Consider for example the Volatility S&P 500 Index (^VIX). It declined from the high 40s in October to below 20. The VIX is supposed to reflex the expected volatility of the markets. The problem is it doesn't reflect the true volatility. If the markets were down 15%, VIX would shoot to the roof. But after a meteoric 15% rise, it is now back to the July 2011 levels. We all remember what happened next.
VIX and other volatility indexes have a major impact on options prices. VIX impacts S&P 500 index and S&P 500 index ETF (SPY) options while the Russell 2000 Volatility Index impacts the Russell 2000 Index and Russell 2000 Index ETF (IWM) options. Lower volatility indexes mean lower option premiums. When you sell premium, you want the options prices to be as high as possible.
One of my favorite strategies for sideways markets is an Iron Condor. The Iron Condor is a combination of a bull put spread and a bear call spread. The whole trade is done for a credit. Higher credit means higher profit potential.
Russell 2000 Index, S&P 500 index, NASDAQ 100 INDEX, Russell 2000 Index ETF and S&P 500 index ETF are among the best candidates for the Iron Condor strategy.
Iron Condor is a vega negative and theta positive trade. That means that it benefits from the decline in Implied Volatility (IV) and the time decay. If you initiate the trade when IV is high and IV is declining during the life of the trade, the trade wins twice: from the declining IV and the time passage.
Let's take a look at the following Russell 2000 Index (RUT) trade I shared with SA readers on December 6, 2011, about six weeks before January expiration:
- Buy RUT January 2012 670 put
- Sell RUT January 2012 680 put
- Sell RUT January 2012 800 call
- Buy RUT January 2012 810 call
When I do the Iron Condor trade, I choose the short strikes (680 puts and 800 calls) based on the deltas of the options. In this specific case, the deltas were around 25. RUT was trading at $742 so the short strikes were distanced about $60 or 8.1% from the price. The trade could be done for $4.60 credit.
The trade exceeded my wildest expectations. It gained a whopping 70.4% in 30 days. It was my best Iron Condor trade ever.
One month later, with RUT trading at $750, I shared the following trade:
- Buy RUT February 2012 690 put
- Sell RUT February 2012 700 put
- Sell RUT February 2012 800 call
- Buy RUT February 2012 810 call
The deltas of the short strikes were about 25 and the credit around $4.55. Everything was similar to the previous month trade: time to expiration, deltas of the options, the credit. But to get the same credit, I had to choose the short strikes only $50 or 6.6% from the price of RUT. The reason? The Russell 2000 Volatility Index (RXV) was at $37 on December 6, but only $29 on January 6.

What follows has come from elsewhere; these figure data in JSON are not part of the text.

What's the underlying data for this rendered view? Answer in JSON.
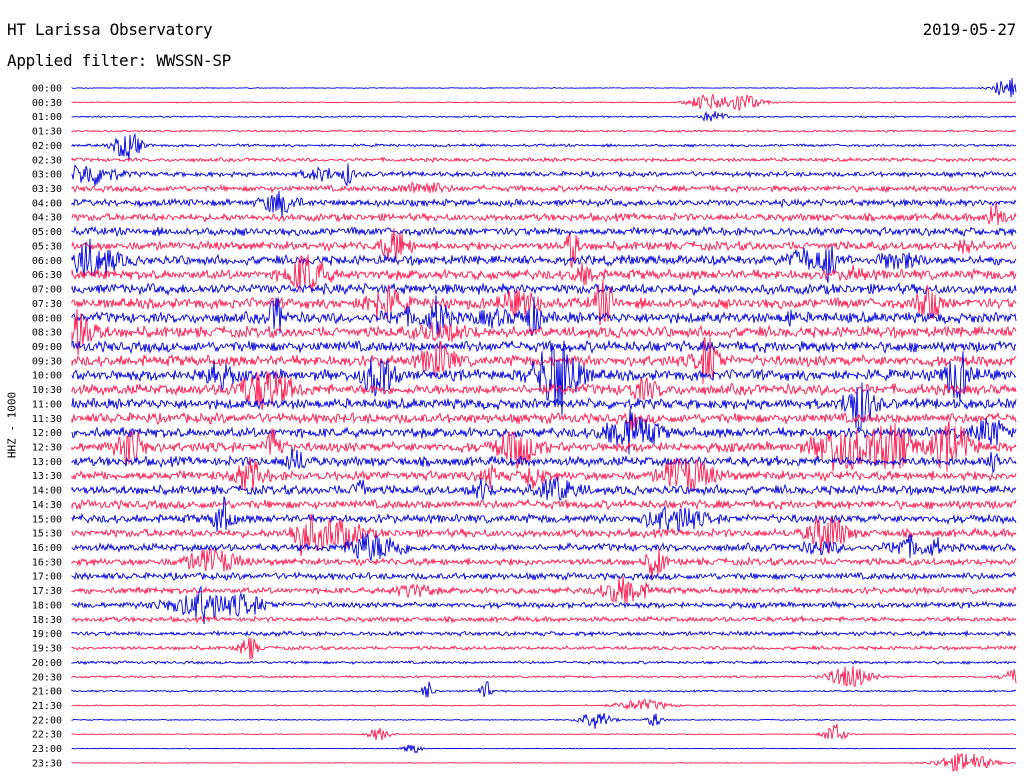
{
  "header": {
    "station": "HT Larissa Observatory",
    "date": "2019-05-27",
    "filter_label": "Applied filter: WWSSN-SP"
  },
  "chart_data": {
    "type": "line",
    "title": "HT Larissa Observatory",
    "ylabel": "HHZ - 1000",
    "traces_per_hour": 2,
    "colors": {
      "even": "#0000dd",
      "odd": "#ff1a4f"
    },
    "rows": [
      {
        "label": "00:00",
        "amp": 0.08
      },
      {
        "label": "00:30",
        "amp": 0.1
      },
      {
        "label": "01:00",
        "amp": 0.14
      },
      {
        "label": "01:30",
        "amp": 0.18
      },
      {
        "label": "02:00",
        "amp": 0.24
      },
      {
        "label": "02:30",
        "amp": 0.34
      },
      {
        "label": "03:00",
        "amp": 0.45
      },
      {
        "label": "03:30",
        "amp": 0.55
      },
      {
        "label": "04:00",
        "amp": 0.62
      },
      {
        "label": "04:30",
        "amp": 0.68
      },
      {
        "label": "05:00",
        "amp": 0.74
      },
      {
        "label": "05:30",
        "amp": 0.8
      },
      {
        "label": "06:00",
        "amp": 0.86
      },
      {
        "label": "06:30",
        "amp": 0.9
      },
      {
        "label": "07:00",
        "amp": 0.94
      },
      {
        "label": "07:30",
        "amp": 0.96
      },
      {
        "label": "08:00",
        "amp": 0.98
      },
      {
        "label": "08:30",
        "amp": 1.0
      },
      {
        "label": "09:00",
        "amp": 1.0
      },
      {
        "label": "09:30",
        "amp": 1.0
      },
      {
        "label": "10:00",
        "amp": 0.98
      },
      {
        "label": "10:30",
        "amp": 0.96
      },
      {
        "label": "11:00",
        "amp": 0.94
      },
      {
        "label": "11:30",
        "amp": 0.92
      },
      {
        "label": "12:00",
        "amp": 0.9
      },
      {
        "label": "12:30",
        "amp": 0.9
      },
      {
        "label": "13:00",
        "amp": 0.88
      },
      {
        "label": "13:30",
        "amp": 0.86
      },
      {
        "label": "14:00",
        "amp": 0.84
      },
      {
        "label": "14:30",
        "amp": 0.8
      },
      {
        "label": "15:00",
        "amp": 0.78
      },
      {
        "label": "15:30",
        "amp": 0.74
      },
      {
        "label": "16:00",
        "amp": 0.7
      },
      {
        "label": "16:30",
        "amp": 0.66
      },
      {
        "label": "17:00",
        "amp": 0.62
      },
      {
        "label": "17:30",
        "amp": 0.58
      },
      {
        "label": "18:00",
        "amp": 0.52
      },
      {
        "label": "18:30",
        "amp": 0.46
      },
      {
        "label": "19:00",
        "amp": 0.4
      },
      {
        "label": "19:30",
        "amp": 0.34
      },
      {
        "label": "20:00",
        "amp": 0.26
      },
      {
        "label": "20:30",
        "amp": 0.2
      },
      {
        "label": "21:00",
        "amp": 0.16
      },
      {
        "label": "21:30",
        "amp": 0.12
      },
      {
        "label": "22:00",
        "amp": 0.1
      },
      {
        "label": "22:30",
        "amp": 0.08
      },
      {
        "label": "23:00",
        "amp": 0.07
      },
      {
        "label": "23:30",
        "amp": 0.06
      }
    ]
  }
}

Today we are one month later. RUT is at $831. Looking at March expiration, I can see that the following trade has the short strikes of 25 deltas:
- Buy RUT March 2012 780 put
- Sell RUT March 2012 790 put
- Sell RUT March 2012 870 call
- Buy RUT March 2012 880 call
The credit for this trade is around $4.40. So now we are the same six weeks from the March expiration, the deltas are the same, and the credit is actually slightly lower. But the big difference is that the strikes now are only $40 or 4.8% from the index. The reason? You guessed it - the Russell 2000 Volatility Index (RXV) is now below $24.
- Buy AAPL February 2012 375 put
- Sell AAPL February 2012 380 put
- Sell AAPL February 2012 470 call
- Buy AAPL February 2012 475 call
The stock was trading at $425 at the time of the trade. The trade could be done for $1.47 credit. The margin requirement was $353 hence the maximum gain was 41%. The trade was resilient to 10.5% move of the stock in either direction. The deltas of the short strikes were around 15.
Looking at March expiration today, I can do the following trade using short strikes with same deltas of 15 (the stock is at $460):
- Buy AAPL March 2012 425 put
- Sell AAPL March 2012 430 put
- Sell AAPL March 2012 490 call
- Buy AAPL March 2012 495 call
The trade can be done for $1.28 credit. The margin requirement is $372 hence the maximum gain is 34%. The trade is resilient to 6.5% move of the stock in either direction.
Do you get the picture? I get less credit, much lower potential return and need to go much closer to the stock price to get that credit.
The bottom line: If I trade Iron Condors today, I need to seriously compromise on the credit I get or choose strikes much closer to the stock prices to get the same credit. The options prices simply don't reflect the potential risk. Suddenly all the problems in Europe have been forgotten and all risk is off. This can change any day. Meanwhile, I wouldn't trade any vega negative trades like Iron Condors.